Ashok Dasgupta

Market sentiment still unstable; strong FDI inflow

Liquidity concerns persist

Net outflow from stock markets

NEW DELHI: Even as mixed economic data and uptrend in stock prices in India and abroad in recent weeks have sparked optimism over an economic recovery, the Moody’s has projected a grim scenario saying “the worst is yet to come.”

In its latest research report, Moody’s has said: “The positive sentiment is expected to be short-lived, as India essentially only started feeling the pinch of the global downturn in the December quarter and the worst is yet to come.”

The report noted that the Indian Government’s advanced GDP (gross domestic product) growth estimate of 7.1 per cent for 2008-09 released just over a month ago was “wildly optimistic”.

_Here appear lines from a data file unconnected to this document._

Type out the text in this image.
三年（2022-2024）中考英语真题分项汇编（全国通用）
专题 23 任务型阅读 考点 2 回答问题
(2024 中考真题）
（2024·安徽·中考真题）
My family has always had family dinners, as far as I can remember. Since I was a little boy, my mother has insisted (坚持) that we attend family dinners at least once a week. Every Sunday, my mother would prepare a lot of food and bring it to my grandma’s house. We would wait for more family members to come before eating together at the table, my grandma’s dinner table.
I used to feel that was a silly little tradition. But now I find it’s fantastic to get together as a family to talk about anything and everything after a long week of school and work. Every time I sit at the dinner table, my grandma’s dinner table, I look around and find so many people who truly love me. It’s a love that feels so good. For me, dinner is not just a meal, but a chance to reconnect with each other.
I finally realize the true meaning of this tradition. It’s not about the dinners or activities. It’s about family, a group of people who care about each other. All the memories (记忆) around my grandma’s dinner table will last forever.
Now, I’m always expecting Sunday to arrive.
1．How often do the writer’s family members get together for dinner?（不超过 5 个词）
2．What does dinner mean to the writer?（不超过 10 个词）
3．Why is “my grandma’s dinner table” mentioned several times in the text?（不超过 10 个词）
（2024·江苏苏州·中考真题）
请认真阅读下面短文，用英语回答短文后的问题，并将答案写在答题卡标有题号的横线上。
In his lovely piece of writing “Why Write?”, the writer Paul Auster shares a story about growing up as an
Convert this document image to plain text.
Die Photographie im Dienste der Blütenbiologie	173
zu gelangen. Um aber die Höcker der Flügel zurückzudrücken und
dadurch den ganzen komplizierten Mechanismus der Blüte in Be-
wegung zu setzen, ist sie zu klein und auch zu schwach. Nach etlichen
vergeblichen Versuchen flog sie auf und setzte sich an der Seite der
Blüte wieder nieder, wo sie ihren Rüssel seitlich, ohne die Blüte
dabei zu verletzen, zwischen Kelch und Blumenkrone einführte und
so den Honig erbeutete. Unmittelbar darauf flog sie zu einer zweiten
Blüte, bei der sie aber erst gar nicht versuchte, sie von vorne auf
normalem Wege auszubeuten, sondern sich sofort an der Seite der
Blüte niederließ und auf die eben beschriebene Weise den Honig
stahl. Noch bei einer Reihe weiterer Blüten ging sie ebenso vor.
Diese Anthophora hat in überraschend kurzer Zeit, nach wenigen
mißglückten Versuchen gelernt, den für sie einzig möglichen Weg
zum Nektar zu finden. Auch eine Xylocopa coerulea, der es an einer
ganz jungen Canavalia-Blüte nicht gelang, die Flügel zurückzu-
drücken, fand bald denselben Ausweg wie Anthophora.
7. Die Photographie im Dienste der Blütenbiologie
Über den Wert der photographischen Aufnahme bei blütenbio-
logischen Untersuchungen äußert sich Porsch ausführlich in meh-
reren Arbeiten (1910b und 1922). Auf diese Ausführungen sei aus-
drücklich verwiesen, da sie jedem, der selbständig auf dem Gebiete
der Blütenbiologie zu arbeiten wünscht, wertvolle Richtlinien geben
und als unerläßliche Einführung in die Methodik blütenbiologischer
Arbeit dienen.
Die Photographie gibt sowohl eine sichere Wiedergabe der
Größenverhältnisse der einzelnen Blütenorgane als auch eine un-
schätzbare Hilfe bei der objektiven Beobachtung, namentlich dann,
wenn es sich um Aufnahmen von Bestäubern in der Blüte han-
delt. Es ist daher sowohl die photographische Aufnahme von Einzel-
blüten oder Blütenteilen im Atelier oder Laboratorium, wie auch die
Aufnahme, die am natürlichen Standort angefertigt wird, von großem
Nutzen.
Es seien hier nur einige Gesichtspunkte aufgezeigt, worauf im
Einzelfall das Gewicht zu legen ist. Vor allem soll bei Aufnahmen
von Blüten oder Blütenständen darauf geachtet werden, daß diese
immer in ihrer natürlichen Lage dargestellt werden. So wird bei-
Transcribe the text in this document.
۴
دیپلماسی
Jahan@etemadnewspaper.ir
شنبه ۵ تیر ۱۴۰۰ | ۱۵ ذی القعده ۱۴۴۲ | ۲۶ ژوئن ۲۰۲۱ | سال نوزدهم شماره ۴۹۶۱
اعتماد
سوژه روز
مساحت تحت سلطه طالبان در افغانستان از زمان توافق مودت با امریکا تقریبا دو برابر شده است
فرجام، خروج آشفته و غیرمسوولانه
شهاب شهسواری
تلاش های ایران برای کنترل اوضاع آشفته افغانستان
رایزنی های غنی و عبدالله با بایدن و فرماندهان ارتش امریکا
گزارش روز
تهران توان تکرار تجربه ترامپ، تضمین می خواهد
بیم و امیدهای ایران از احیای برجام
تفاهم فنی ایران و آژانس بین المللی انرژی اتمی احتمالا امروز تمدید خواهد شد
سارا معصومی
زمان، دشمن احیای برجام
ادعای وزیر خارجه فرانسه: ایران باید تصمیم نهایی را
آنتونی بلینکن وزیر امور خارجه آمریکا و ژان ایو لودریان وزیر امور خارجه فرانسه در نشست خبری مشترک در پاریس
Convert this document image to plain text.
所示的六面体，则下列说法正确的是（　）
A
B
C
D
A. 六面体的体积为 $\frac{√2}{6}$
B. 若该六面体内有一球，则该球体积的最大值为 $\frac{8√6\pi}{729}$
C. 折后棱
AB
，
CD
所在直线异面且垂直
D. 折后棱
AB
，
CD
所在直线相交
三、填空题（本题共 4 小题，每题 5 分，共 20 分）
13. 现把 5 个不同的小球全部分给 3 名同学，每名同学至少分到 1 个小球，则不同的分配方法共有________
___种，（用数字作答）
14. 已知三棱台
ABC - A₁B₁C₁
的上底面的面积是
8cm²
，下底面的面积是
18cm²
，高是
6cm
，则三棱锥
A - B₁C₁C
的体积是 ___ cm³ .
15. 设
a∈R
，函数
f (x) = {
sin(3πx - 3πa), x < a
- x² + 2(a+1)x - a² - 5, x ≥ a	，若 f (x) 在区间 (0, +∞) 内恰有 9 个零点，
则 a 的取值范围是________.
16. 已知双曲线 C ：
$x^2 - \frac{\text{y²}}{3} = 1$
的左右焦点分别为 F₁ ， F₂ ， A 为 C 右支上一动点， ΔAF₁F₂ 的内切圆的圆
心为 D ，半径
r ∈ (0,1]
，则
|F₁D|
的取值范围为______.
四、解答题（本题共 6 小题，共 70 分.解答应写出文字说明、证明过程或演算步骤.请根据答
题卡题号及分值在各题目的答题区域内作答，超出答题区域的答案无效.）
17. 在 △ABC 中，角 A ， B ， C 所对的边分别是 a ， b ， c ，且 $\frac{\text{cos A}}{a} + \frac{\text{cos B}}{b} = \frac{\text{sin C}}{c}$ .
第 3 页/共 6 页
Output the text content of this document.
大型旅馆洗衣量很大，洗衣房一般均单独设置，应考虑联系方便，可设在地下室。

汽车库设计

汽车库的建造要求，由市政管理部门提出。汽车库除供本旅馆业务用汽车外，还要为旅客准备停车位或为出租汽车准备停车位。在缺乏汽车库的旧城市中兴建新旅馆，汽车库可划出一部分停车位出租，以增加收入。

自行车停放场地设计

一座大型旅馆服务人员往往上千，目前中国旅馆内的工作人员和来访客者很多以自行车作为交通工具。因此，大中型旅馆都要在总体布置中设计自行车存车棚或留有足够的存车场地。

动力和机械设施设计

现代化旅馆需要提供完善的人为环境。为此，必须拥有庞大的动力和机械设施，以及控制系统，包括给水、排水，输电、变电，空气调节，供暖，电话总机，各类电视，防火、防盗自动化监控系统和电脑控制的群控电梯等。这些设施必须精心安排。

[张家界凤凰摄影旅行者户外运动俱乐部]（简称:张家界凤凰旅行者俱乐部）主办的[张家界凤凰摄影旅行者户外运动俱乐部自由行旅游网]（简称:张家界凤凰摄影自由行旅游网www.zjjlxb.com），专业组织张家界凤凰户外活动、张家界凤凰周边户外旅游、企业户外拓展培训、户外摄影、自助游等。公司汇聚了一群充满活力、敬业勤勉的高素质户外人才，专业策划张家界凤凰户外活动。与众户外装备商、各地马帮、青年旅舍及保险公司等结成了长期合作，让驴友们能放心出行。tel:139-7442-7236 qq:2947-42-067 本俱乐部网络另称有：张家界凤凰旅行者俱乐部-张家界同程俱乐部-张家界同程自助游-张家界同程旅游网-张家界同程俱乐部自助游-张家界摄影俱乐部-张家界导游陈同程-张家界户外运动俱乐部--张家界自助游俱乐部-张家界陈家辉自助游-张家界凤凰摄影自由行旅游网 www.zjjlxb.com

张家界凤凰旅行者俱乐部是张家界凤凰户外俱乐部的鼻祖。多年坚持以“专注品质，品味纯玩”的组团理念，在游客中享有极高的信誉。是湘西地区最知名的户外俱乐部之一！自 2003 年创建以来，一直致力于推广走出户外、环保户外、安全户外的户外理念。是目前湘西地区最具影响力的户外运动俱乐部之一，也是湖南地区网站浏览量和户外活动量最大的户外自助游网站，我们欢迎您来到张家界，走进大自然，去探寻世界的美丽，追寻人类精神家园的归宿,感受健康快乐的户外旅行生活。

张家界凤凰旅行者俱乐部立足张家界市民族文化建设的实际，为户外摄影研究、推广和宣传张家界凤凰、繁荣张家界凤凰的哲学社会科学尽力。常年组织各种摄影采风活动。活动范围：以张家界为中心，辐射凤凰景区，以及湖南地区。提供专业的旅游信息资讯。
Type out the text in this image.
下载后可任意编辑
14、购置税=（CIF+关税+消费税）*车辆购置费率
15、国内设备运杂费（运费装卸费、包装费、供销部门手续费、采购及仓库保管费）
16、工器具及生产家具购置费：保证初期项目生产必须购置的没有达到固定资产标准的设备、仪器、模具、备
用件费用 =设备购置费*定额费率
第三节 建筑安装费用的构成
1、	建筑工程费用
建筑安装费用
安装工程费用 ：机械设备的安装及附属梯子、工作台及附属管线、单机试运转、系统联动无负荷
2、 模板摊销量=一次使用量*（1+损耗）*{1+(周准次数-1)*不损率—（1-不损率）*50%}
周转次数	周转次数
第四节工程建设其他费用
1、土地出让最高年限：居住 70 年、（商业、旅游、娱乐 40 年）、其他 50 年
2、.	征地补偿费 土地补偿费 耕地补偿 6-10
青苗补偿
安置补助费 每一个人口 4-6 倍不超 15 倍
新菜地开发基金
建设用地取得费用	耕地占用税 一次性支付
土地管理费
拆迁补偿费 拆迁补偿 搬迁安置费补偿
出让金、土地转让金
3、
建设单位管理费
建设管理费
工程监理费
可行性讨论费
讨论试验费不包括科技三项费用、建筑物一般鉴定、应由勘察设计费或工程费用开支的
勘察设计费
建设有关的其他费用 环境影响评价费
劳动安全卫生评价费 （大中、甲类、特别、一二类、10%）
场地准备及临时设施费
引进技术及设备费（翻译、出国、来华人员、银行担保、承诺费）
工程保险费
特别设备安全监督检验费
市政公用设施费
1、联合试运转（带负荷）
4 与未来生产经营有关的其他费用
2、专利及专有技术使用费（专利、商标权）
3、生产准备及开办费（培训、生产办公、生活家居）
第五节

Projecting another notable slowdown in the quarter ending March which should take the annual growth rate to about 6.3 per cent with risks tilted towards the downside, it said India’s GDP growth was unlikely to exceed five per cent in 2009. However, a rebound in the opening quarter of 2010 — which is dependent on the forecast of a U.S. rebound in the December quarter — should lift annual expansion to about five per cent for fiscal 2009-10, it said.

Sluggish growth

Assigning reasons for the sluggish growth, the report noted that market sentiment was still unstable in India and so far in 2009, there has been a net outflow from the country’s stock market as the global turmoil drags on. However, foreign direct investment (FDI) has been reportedly strong in the current quarter, rebounding from a massive 25 per cent year-on-year decline in the December quarter, it said.

Businesses in India continue to be troubled by liquidity concerns and tight access to credit. Firms are not only issuing bonds to raise funds, but now also use the option of deposit taking. As the current focus of many firms is to refinance debt and survive the financial turmoil, investment is expected to be subdued this year, the report said.